Crescimento dos embarques em maio reflete avanço dos cafés canéforas e expectativa de retomada no segundo semestre

Exportações de café crescem 3,6% em maio com nova safra; receita cambial registra queda de 16%. Alemanha e EUA são principais compradores.
Crescimento das exportações de café em maio reflete entrada da nova safra brasileira
As exportações de café registraram crescimento em maio de 2026, somando 3,089 milhões de sacas de 60 quilos, representando um aumento de 3,6% em relação ao mesmo mês do ano anterior. Este avanço é atribuído principalmente à entrada da nova safra brasileira, com destaque para os cafés canéforas, que incluem as variedades conilon e robusta, conforme análise do presidente do Conselho dos Exportadores de Café do Brasil (Cecafé), Márcio Ferreira.
Análise do desempenho acumulado das exportações no primeiro semestre
Embora maio tenha apresentado crescimento, o acumulado dos cinco primeiros meses do ano mostra retração nas exportações brasileiras de café. Entre janeiro e maio de 2026, foram exportadas 14,745 milhões de sacas, o que representa queda de 12,4% em relação ao período equivalente de 2025. A receita cambial também sofreu redução significativa, caindo 14,6% e alcançando US$ 5,552 bilhões. Essa queda é explicada pela menor safra em 2026 e pelo ritmo acelerado de embarques registrado em 2025.
Impacto dos cafés canéforas e arábica nos fluxos de exportação
No contexto da composição das exportações, o café arábica permanece dominante, representando 75,5% dos embarques com 11,126 milhões de sacas, embora tenha registrado uma queda de 21,3% no volume. Em contrapartida, os cafés canéforas destacaram-se com crescimento expressivo de 86,5%, totalizando 1,891 milhão de sacas, refletindo a entrada da nova safra e a maior demanda por essas variedades.
Principais mercados e distribuição geográfica dos embarques
A Alemanha manteve a posição de maior importadora do café brasileiro, adquirindo 1,911 milhão de sacas, equivalente a 13% do total exportado no período, apesar de uma redução de 10% no volume em comparação ao ano anterior. Os Estados Unidos ficaram em segundo lugar com 1,771 milhão de sacas, representando 12% dos embarques, mas sofreram uma queda acentuada de 38,4%. Itália, Bélgica e Japão também figuram entre os principais mercados, com desempenho variado.

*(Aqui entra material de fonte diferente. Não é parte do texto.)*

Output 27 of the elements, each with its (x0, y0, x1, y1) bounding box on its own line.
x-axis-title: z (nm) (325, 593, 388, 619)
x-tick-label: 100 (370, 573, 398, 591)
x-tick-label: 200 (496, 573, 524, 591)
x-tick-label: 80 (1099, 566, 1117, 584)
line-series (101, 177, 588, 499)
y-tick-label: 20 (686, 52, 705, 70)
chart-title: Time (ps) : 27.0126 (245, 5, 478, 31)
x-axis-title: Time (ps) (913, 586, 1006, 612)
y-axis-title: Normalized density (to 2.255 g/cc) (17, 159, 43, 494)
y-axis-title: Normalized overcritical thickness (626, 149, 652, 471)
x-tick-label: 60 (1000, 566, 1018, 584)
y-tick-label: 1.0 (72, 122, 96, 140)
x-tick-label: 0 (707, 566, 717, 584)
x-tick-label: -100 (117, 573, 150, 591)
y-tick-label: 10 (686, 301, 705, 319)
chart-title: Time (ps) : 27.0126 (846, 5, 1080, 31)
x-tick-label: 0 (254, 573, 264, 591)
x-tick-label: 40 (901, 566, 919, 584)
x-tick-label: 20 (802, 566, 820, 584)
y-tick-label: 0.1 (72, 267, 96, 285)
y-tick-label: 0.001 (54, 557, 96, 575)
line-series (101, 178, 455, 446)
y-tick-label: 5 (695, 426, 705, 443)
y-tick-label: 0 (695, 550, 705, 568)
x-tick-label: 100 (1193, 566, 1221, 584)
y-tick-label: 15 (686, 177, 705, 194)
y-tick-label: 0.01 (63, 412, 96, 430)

Infraestrutura portuária e desafios logísticos para o setor cafeeiro
O Porto de Santos consolidou-se como o principal ponto de saída do café brasileiro, respondendo por 72,8% dos embarques entre janeiro e maio de 2026, totalizando 10,728 milhões de sacas. O complexo do Rio de Janeiro e o Porto de Paranaguá completam o ranking com participações menores. Apesar desta concentração, desafios como custos logísticos elevados, gargalos portuários, e impactos de conflitos geopolíticos no Oriente Médio, especialmente nos fretes marítimos, ameaçam a expansão das exportações.
Perspectivas para o segundo semestre e fatores que podem limitar o crescimento
De acordo com Márcio Ferreira, o cenário para o segundo semestre é de expectativa de crescimento nas exportações, especialmente com a colheita dos cafés arábicas. No entanto, fatores como a infraestrutura logística nacional, as incertezas da política comercial internacional, e os efeitos dos conflitos globais poderão restringir a aceleração dos embarques. A qualidade da safra e o clima favorável na maior parte do cinturão cafeeiro são pontos positivos que sustentam a projeção.
Importância dos cafés diferenciados e sua participação no mercado
Os cafés diferenciados, que englobam produtos de qualidade superior, certificados e especiais, representaram 17,6% das exportações brasileiras entre janeiro e maio de 2026. Apesar da queda de 30,1% no volume exportado, esses cafés geraram receita cambial de US$ 1,124 bilhão, o que corresponde a 20,2% do faturamento total do setor. Este segmento é estratégico para a valorização do café brasileiro no mercado internacional.
Este panorama revela um cenário de recuperação parcial e desafios estruturais para as exportações de café do Brasil em 2026, com a nova safra como fator fundamental para a retomada do crescimento no setor.